One thing we did, which seems strange now, (we did many things that seem strange now) is to go next door to McElroy’s Lumber Co. the first thing every morning and bring over several cans of shavings from their planer mill. This we emptied out onto the floor behind the meat counter. There was a big wooden meat cutting table in the center where steaks and other meat cuts were made. Most cuts of meat required trimming to get rid of excess fat. Discarded bits of fat, bone or whatever were just raked off onto the floor, where they joined the shavings. Then at the end of the day, when the store closed, we would sweep up all the shavings with their trash, bag them up, and then mop the floor. This seemed to keep it clean, though I doubt it would meet Health Department requirements today.
Richard (“Mr. Mauldin” to me back then) was a good man to work with. He was easy going and a good and dependable employee, but he had a way of letting the Management know if there was something that displeased him. At that time the grocery stores stayed open until pretty late on Saturday nights; Hopkins was no exception. There was one man who always came in at or slightly after 10:00 every Saturday night. I remember some grumbling along about 9:45, when everyone was dead tired and there were no customers in the store. There was some cynical joking about staying open just for Mr. so and so.
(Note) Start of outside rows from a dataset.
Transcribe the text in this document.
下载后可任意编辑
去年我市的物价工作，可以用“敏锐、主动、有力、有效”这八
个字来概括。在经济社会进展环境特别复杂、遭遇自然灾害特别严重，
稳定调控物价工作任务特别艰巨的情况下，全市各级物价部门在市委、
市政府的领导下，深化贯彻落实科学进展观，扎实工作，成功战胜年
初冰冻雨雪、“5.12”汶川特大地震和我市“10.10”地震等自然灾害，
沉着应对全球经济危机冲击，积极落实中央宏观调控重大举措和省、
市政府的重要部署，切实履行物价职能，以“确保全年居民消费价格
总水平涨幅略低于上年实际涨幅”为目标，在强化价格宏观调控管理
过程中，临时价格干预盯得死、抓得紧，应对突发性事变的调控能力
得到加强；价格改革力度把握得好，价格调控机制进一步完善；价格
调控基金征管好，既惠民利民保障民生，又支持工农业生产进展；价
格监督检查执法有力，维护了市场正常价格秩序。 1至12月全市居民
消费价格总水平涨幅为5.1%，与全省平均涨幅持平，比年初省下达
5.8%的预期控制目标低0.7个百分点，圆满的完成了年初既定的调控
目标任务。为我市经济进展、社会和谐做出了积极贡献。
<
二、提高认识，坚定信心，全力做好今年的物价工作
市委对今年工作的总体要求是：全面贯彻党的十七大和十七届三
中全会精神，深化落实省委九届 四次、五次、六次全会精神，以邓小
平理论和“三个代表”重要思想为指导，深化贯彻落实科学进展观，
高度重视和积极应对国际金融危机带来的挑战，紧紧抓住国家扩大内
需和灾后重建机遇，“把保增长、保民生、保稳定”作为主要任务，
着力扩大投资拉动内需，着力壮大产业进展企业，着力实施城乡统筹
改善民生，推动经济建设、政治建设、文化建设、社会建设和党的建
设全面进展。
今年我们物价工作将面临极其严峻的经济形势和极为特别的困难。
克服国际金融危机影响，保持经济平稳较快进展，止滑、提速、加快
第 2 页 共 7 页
Richard told me about an incident that happened once, before I started working. It seems that the store would often stay open much later than 10:00 on Saturday nights. Richard had to drive several miles to get home, and he got tired of staying at work that late. So that next Monday morning he made it a point to be a full hour late coming in to work. Now the butcher back then had some very important duties early Monday morning; that’s when the meat orders had to be phoned in for the week.
So Howard was upset with him. When Richard got there He said “Richard! Where have you been”? To which Richard replied, “I just figured if we didn’t have any certain time to quit, then we wouldn’t have any certain time to start.” He said they started closing earlier after that.
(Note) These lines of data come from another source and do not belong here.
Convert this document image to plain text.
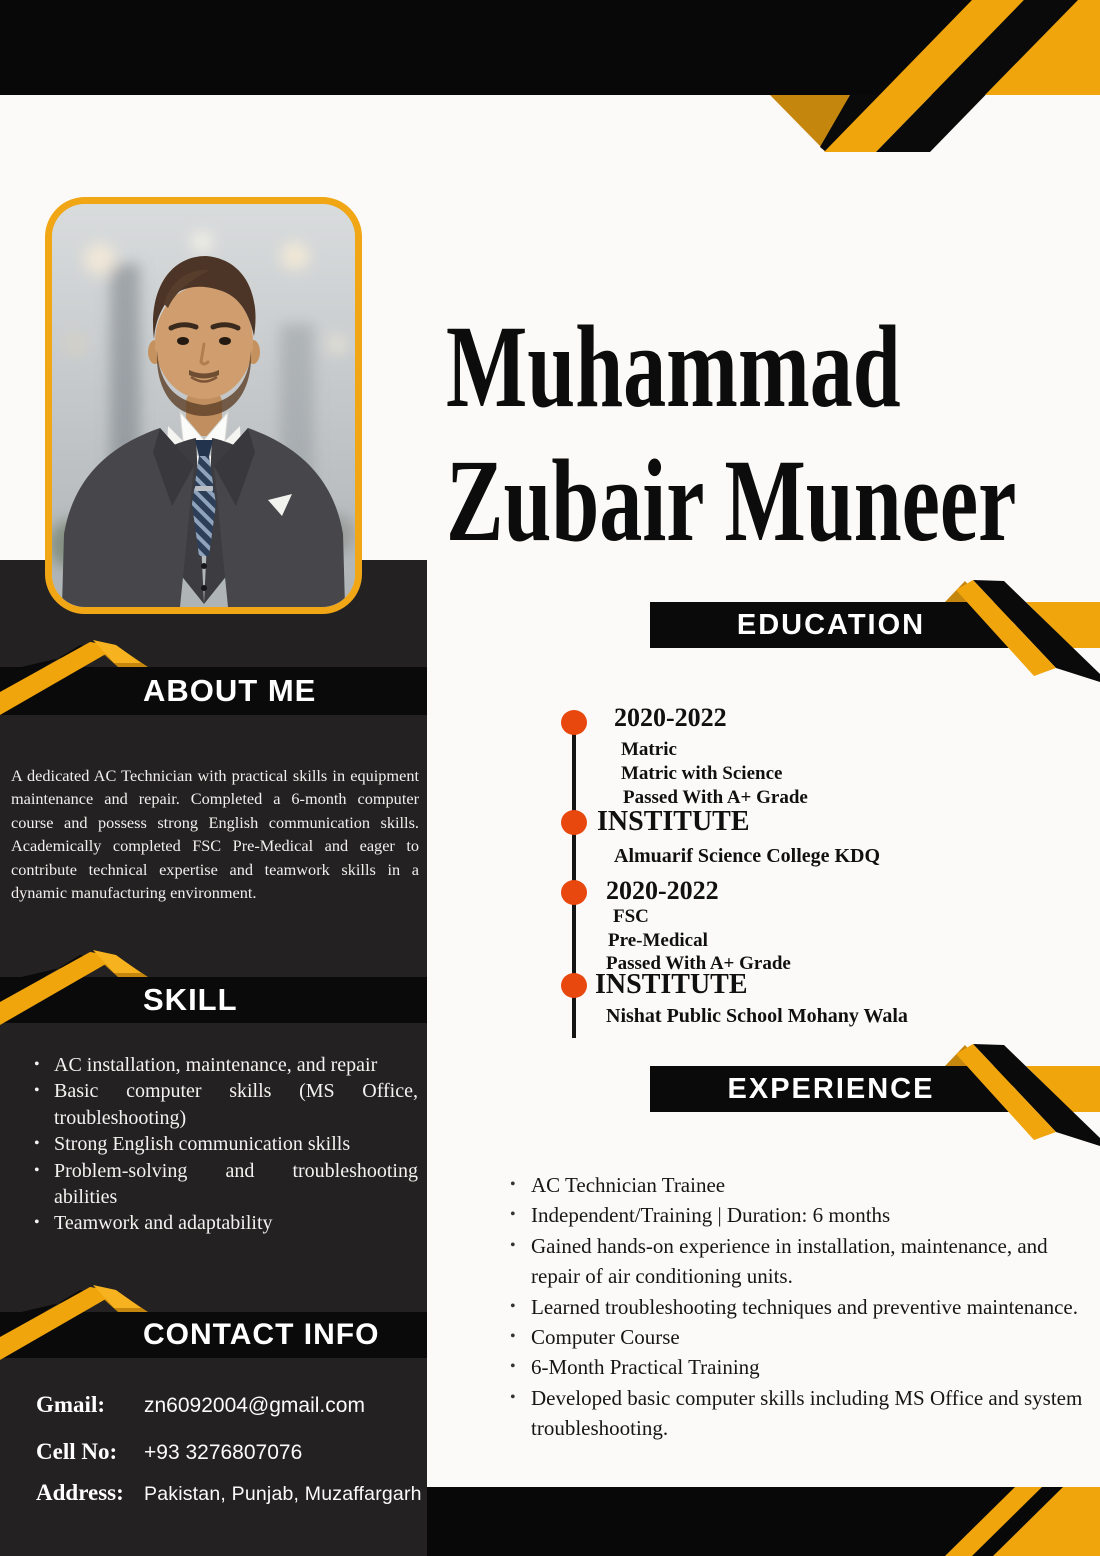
Muhammad
Zubair Muneer
EDUCATION
2020-2022
Matric
Matric with Science
Passed With A+ Grade
INSTITUTE
Almuarif Science College KDQ
2020-2022
FSC
Pre-Medical
Passed With A+ Grade
INSTITUTE
Nishat Public School Mohany Wala
EXPERIENCE
• AC Technician Trainee
• Independent/Training | Duration: 6 months
• Gained hands-on experience in installation, maintenance, and repair of air conditioning units.
• Learned troubleshooting techniques and preventive maintenance.
• Computer Course
• 6-Month Practical Training
• Developed basic computer skills including MS Office and system troubleshooting.
ABOUT ME
A dedicated AC Technician with practical skills in equipment maintenance and repair. Completed a 6-month computer course and possess strong English communication skills. Academically completed FSC Pre-Medical and eager to contribute technical expertise and teamwork skills in a dynamic manufacturing environment.
SKILL
• AC installation, maintenance, and repair
• Basic computer skills (MS Office, troubleshooting)
• Strong English communication skills
• Problem-solving and troubleshooting abilities
• Teamwork and adaptability
CONTACT INFO
Gmail:	zn6092004@gmail.com
Cell No:	+93 3276807076
Address:	Pakistan, Punjab, Muzaffargarh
A service the store offered back then was custom butchering. You could bring in a hog (already slaughtered of course) and have it butchered to your specifications. Killing and butchering of animals on the farm is always done in cold weather, for obvious reasons. Richard had a story about that. He said one day in the middle of the summer a man came in and asked if they would butcher a hog for him. He said he asked the man why he had killed a hog at that time of year. “I didn’t kill it”, he said. “It just died”. Of course he refused to butcher it.
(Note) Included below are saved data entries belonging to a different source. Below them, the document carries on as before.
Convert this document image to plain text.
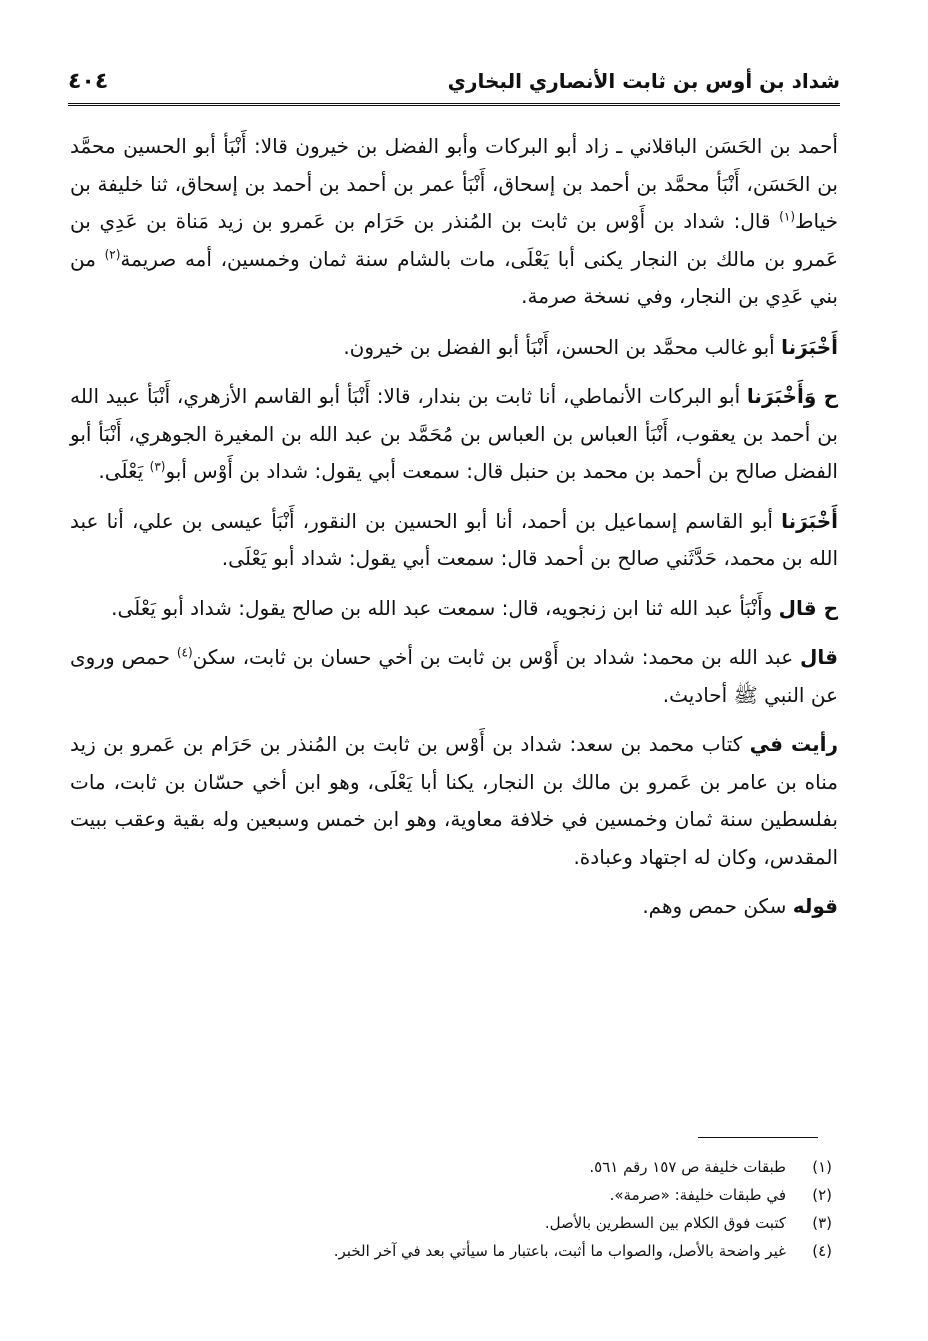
شداد بن أوس بن ثابت الأنصاري البخاري
٤٠٤

أحمد بن الحَسَن الباقلاني ـ زاد أبو البركات وأبو الفضل بن خيرون قالا: أَنْبَأ أبو الحسين محمَّد بن الحَسَن، أَنْبَأ محمَّد بن أحمد بن إسحاق، أَنْبَأ عمر بن أحمد بن أحمد بن إسحاق، ثنا خليفة بن خياط$^{(١)}$ قال: شداد بن أَوْس بن ثابت بن المُنذر بن حَرَام بن عَمرو بن زيد مَناة بن عَدِي بن عَمرو بن مالك بن النجار يكنى أبا يَعْلَى، مات بالشام سنة ثمان وخمسين، أمه صريمة$^{(٢)}$ من بني عَدِي بن النجار، وفي نسخة صرمة.

أَخْبَرَنا أبو غالب محمَّد بن الحسن، أَنْبَأ أبو الفضل بن خيرون.

ح وَأَخْبَرَنا أبو البركات الأنماطي، أنا ثابت بن بندار، قالا: أَنْبَأ أبو القاسم الأزهري، أَنْبَأ عبيد الله بن أحمد بن يعقوب، أَنْبَأ العباس بن العباس بن مُحَمَّد بن عبد الله بن المغيرة الجوهري، أَنْبَأ أبو الفضل صالح بن أحمد بن محمد بن حنبل قال: سمعت أبي يقول: شداد بن أَوْس أبو$^{(٣)}$ يَعْلَى.

أَخْبَرَنا أبو القاسم إسماعيل بن أحمد، أنا أبو الحسين بن النقور، أَنْبَأ عيسى بن علي، أنا عبد الله بن محمد، حَدَّثَني صالح بن أحمد قال: سمعت أبي يقول: شداد أبو يَعْلَى.

ح قال وأَنْبَأ عبد الله ثنا ابن زنجويه، قال: سمعت عبد الله بن صالح يقول: شداد أبو يَعْلَى.

قال عبد الله بن محمد: شداد بن أَوْس بن ثابت بن أخي حسان بن ثابت، سكن$^{(٤)}$ حمص وروى عن النبي ﷺ أحاديث.

رأيت في كتاب محمد بن سعد: شداد بن أَوْس بن ثابت بن المُنذر بن حَرَام بن عَمرو بن زيد مناه بن عامر بن عَمرو بن مالك بن النجار، يكنا أبا يَعْلَى، وهو ابن أخي حسّان بن ثابت، مات بفلسطين سنة ثمان وخمسين في خلافة معاوية، وهو ابن خمس وسبعين وله بقية وعقب ببيت المقدس، وكان له اجتهاد وعبادة.

قوله سكن حمص وهم.

(١)
طبقات خليفة ص ١٥٧ رقم ٥٦١.
(٢)
في طبقات خليفة: «صرمة».
(٣)
كتبت فوق الكلام بين السطرين بالأصل.
(٤)
غير واضحة بالأصل، والصواب ما أثبت، باعتبار ما سيأتي بعد في آخر الخبر.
I’ve enjoyed recalling and writing down these events. I realize that I was thinking about that one store in that one little town, but what happened during that period was doubtless happening in small towns all across America. Small towns by and large catered to an agricultural society. Agriculture as a business is getting bigger every year; it grows with the population, and will continue to do so (as long as people like to eat and wear clothes). But the number of people who make their living on farms today is just a fraction of the number who did so fifty years ago. Economics and other factors have dictated that farms become much more efficient than the small family farms of yesteryear. And as that changed, so did our society.